Looking forward to see how the current run will do (as of right now the kaggle notebook indicates that it's running with the updated reward function).

Thinking about your comment and the initial question: the example code is more a state evaluation used as a reward than a direct reward for the turn actions.

glmcdona commented 2 years ago

With that reward function, around a ~12.0 episode mean reward corresponds to around a ~800 public score when set to Deterministic=False inference mode. Honestly, I've been spending a ton of time on vision CNN RL designs, but still that super-basic example miner is doing better. I wonder if maybe the way to go is to instead expand upon a simple design like that with advanced action spaces and customized non-vision observations. Still continuing down the vision track for now, just some food for thought!

royerk commented 2 years ago

An argument in favor of the CNN approach is the success of the imitation code that has been posted. I'm going down that path too at the moment.

royerk commented 2 years ago

@glmcdona I feel so frustrated right now.
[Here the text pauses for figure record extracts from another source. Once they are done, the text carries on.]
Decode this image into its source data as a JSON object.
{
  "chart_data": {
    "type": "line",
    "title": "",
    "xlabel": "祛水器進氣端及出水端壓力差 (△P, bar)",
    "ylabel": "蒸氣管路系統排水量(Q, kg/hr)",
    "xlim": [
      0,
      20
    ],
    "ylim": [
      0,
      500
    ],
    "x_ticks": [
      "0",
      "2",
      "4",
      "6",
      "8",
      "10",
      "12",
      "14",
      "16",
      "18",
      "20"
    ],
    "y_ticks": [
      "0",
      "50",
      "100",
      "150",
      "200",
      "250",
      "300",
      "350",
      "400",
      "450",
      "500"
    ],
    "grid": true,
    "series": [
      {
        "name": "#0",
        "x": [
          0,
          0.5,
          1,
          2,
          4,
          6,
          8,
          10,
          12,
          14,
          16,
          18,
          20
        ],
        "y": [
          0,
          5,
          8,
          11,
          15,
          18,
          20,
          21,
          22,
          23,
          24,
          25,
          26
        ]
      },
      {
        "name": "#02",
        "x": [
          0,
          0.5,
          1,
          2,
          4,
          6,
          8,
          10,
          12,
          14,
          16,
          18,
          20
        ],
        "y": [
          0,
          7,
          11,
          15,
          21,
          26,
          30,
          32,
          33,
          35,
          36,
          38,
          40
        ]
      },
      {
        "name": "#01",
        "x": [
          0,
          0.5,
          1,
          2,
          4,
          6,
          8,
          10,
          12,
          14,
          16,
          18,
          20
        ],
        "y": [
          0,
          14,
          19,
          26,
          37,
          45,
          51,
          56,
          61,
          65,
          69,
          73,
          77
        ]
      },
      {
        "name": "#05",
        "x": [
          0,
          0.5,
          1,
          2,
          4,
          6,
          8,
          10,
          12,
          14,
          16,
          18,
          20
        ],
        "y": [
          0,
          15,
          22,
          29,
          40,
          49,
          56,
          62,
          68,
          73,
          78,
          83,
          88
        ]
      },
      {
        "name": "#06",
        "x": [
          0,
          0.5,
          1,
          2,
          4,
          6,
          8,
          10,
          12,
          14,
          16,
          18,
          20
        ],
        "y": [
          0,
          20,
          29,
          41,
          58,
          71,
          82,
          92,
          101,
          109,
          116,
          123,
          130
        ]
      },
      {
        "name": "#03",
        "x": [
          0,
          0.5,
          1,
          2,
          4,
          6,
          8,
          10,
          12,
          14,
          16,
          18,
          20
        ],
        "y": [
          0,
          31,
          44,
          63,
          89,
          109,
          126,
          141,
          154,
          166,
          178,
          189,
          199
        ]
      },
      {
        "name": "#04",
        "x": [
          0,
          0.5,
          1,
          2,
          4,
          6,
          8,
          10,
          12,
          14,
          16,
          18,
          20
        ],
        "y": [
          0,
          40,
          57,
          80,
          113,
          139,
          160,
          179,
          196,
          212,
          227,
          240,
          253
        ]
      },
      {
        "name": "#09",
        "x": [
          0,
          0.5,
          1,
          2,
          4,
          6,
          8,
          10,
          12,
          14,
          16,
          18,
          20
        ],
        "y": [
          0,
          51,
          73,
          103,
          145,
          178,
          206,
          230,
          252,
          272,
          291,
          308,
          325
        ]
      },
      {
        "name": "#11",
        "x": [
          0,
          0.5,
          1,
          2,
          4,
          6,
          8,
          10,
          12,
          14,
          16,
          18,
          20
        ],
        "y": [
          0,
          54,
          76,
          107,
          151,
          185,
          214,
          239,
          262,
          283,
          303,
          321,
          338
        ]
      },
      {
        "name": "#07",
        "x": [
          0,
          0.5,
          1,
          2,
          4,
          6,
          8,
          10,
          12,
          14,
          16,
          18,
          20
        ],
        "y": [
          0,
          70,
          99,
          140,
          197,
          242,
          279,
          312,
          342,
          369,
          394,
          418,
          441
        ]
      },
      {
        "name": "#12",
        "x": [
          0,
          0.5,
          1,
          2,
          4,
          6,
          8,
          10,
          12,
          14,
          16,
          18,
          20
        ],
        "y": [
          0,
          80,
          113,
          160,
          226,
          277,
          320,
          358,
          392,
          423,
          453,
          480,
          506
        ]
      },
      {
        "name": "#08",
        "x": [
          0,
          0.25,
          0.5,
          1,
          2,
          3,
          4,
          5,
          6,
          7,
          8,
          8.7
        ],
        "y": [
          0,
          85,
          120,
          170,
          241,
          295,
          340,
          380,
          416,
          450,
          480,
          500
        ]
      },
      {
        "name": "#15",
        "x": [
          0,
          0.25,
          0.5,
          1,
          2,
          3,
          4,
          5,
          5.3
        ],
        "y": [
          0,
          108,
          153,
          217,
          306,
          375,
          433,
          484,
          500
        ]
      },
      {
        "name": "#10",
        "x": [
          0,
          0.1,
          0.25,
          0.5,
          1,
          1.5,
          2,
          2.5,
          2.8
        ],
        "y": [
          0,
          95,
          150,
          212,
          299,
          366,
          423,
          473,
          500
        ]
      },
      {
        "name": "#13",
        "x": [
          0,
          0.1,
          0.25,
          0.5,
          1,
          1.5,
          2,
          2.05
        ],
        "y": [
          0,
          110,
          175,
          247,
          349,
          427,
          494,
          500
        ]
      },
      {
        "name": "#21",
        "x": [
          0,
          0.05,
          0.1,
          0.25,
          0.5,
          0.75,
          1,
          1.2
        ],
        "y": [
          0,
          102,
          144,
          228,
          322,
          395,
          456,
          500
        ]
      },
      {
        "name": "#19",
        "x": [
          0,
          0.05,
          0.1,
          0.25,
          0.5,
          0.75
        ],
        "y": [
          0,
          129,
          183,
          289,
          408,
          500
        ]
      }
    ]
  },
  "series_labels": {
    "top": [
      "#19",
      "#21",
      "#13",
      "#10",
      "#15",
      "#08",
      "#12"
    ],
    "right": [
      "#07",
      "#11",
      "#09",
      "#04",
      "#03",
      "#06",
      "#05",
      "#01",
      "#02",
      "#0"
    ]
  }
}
My current best bot is ~850, I was based on the initial agent_policy. I thought I made some clever changes but I forgot to use all the "clever changes" during the long training. So it's good but thanks to a double mistake or something. Let's called it v1.
I trained a new one with your update. Mean reward ~16 and it sits at ~814 in the leaderboard. Let's call it v2.
Locally v2 largely outperforms v1, win rate > 60%, but in the leaderboard v1 is still above.

I'm sure you both had similar issues, sorry for venting :-)

nosound2 commented 2 years ago

@royerk , I only dream to have your problems, my best bot is doing 540 =)

Probably >60% win rate is not yet big enough to be reflected in the LB fast. I saw a discussion on the forum that some people complain that their agents don't get their expected scores for days. Anyway, good luck, dont look at the LB too much ;)

glmcdona commented 2 years ago

I added an update to the example training script to the new reward function in #86, along with a couple other small updates.

@royerk, mean reward of ~16 is really good. Did you set it to deterministic or non-deterministic inference? My best one at around reward of 12 mapping to 800 rank is running on deterministic=False. You may want to check that?

royerk commented 2 years ago

... on deterministic=False. You may want to check that?

It's set to False, I have adopted that since your comment in a PR (thanks again).